The administrative chief of Zurmat district in eastern Paktia province, Mamor Zahir, was killed when several attackers opened fire on him outside his home early in the morning, the provincial security director said.
Zahir's bodyguards returned fire, killing one of the attackers and wounding several who managed to escape, director Ghulam Nabi Salem told the agency.
Paktia, along the border with Pakistan, had been relatively calm for about a year but once saw regular attacks linked to militants loyal to the Taliban regime removed from power in US-led invasion in late 2001.
The insurgency is focused on southern and eastern Afghanistan, although there have been several attacks in the rest of the country in the past months.
The main targets of the insurgency are Afghan and foreign security forces who have been based in the country for four years to hunt down militants allied with the Al-Qaeda terror network.
In the southern province of Kandahar, a hotbed of Taliban activities, a male civilian was killed and another wounded Monday when the motorbike they were driving hit a mine, police said.

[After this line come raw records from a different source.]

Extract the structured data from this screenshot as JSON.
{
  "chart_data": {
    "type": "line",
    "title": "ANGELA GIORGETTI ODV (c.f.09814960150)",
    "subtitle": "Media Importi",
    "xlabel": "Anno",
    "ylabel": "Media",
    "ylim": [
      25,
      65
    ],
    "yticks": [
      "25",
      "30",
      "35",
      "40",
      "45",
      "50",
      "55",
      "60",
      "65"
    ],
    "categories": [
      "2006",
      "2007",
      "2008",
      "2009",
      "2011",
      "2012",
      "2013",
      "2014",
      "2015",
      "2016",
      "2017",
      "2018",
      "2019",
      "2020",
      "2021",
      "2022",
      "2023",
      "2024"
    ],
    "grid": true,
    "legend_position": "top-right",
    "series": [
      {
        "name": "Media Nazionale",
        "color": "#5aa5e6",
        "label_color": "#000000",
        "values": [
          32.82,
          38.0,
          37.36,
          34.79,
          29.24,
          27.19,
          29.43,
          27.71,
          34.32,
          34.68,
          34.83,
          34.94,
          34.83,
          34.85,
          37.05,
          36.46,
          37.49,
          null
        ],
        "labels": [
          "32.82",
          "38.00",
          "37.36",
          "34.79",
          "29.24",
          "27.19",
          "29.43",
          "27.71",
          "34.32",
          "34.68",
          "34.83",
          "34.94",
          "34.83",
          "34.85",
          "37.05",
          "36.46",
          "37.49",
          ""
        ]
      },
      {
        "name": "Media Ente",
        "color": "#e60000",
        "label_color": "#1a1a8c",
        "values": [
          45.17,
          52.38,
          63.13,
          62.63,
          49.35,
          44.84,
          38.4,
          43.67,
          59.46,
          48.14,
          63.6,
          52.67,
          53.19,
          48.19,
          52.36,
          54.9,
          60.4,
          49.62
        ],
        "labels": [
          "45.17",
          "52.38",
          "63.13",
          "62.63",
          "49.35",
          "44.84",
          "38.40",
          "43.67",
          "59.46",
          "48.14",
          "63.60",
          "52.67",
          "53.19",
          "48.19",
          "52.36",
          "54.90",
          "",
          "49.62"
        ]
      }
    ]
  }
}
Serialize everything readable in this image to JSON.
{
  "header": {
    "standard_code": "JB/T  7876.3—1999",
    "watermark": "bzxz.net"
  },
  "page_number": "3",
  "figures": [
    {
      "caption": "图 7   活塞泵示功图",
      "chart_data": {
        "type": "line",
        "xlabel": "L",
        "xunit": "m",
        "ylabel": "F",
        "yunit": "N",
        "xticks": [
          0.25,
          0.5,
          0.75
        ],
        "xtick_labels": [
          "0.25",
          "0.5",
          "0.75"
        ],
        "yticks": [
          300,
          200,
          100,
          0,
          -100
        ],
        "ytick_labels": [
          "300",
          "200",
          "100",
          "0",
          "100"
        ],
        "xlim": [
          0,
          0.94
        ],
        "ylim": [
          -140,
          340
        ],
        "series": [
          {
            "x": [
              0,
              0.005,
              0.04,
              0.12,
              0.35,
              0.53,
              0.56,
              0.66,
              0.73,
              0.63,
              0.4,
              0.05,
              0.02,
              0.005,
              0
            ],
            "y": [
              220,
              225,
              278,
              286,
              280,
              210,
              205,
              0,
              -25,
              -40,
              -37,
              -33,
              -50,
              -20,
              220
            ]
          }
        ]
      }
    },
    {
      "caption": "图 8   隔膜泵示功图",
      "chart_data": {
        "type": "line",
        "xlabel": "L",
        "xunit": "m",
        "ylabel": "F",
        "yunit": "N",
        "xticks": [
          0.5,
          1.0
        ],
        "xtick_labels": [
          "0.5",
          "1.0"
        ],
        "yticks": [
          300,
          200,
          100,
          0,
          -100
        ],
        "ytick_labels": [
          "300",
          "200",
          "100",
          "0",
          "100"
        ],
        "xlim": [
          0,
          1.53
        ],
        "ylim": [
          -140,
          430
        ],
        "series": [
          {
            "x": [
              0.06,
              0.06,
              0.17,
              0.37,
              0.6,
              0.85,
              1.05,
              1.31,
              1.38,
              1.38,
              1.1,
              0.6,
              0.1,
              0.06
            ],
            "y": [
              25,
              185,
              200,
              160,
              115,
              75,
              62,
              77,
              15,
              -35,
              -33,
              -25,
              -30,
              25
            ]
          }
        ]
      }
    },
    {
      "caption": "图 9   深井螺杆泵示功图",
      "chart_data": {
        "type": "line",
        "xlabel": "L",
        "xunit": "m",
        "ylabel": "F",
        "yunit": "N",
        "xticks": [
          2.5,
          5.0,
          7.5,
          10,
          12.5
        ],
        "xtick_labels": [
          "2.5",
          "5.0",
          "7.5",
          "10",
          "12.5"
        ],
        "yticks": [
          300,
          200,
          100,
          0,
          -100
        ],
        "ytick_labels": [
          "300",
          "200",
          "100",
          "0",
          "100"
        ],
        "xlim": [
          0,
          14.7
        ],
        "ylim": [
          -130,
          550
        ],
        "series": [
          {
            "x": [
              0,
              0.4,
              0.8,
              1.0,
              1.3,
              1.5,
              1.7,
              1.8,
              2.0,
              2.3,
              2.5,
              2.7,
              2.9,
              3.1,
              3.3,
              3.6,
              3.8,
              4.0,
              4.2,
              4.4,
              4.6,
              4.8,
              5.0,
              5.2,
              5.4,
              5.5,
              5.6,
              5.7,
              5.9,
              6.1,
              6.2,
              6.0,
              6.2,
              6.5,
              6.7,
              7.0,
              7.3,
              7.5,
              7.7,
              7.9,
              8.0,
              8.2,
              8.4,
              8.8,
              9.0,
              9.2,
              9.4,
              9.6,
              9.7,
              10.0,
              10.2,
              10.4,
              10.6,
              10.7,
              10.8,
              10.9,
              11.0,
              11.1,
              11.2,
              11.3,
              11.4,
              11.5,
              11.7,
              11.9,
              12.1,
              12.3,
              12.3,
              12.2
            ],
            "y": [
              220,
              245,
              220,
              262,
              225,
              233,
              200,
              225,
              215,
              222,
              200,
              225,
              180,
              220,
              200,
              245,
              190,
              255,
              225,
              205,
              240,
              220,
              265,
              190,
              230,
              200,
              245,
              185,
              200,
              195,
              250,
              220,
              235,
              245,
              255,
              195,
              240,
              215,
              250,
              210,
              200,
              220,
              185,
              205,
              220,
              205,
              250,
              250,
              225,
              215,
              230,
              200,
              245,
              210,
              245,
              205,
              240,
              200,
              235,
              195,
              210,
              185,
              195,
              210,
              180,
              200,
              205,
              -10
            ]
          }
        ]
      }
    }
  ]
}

Purported Taliban spokesman Yousuf Ahmadi said the bomb in the insurgency-hit town of Spin Boldak, on the border with Pakistan, was planted by Taliban fighters and intended for police.
Two other bombs struck police vehicles in the Kandahar districts of Arghandab and Maiwand Monday but caused no casualties, a police official said on condition of anonymity.
The Arghandab blast targeted a counter-narcotics vehicle which was slightly damaged.
The Taliban for more than four years have been waging their guerrilla-style insurgency against the government of President Hamid Karzai, which is backed by thousands of foreign troops including some 16,000 Americans.
The revolt was launched right after the toppling of the Taliban government and has claimed thousands of lives.
Violence, most of it linked to the Taliban-led insurgency, killed about 1,700 people last year, many of them militants.
More than 100 have been killed this year, including four US soldiers who died in a bomb blast on Sunday.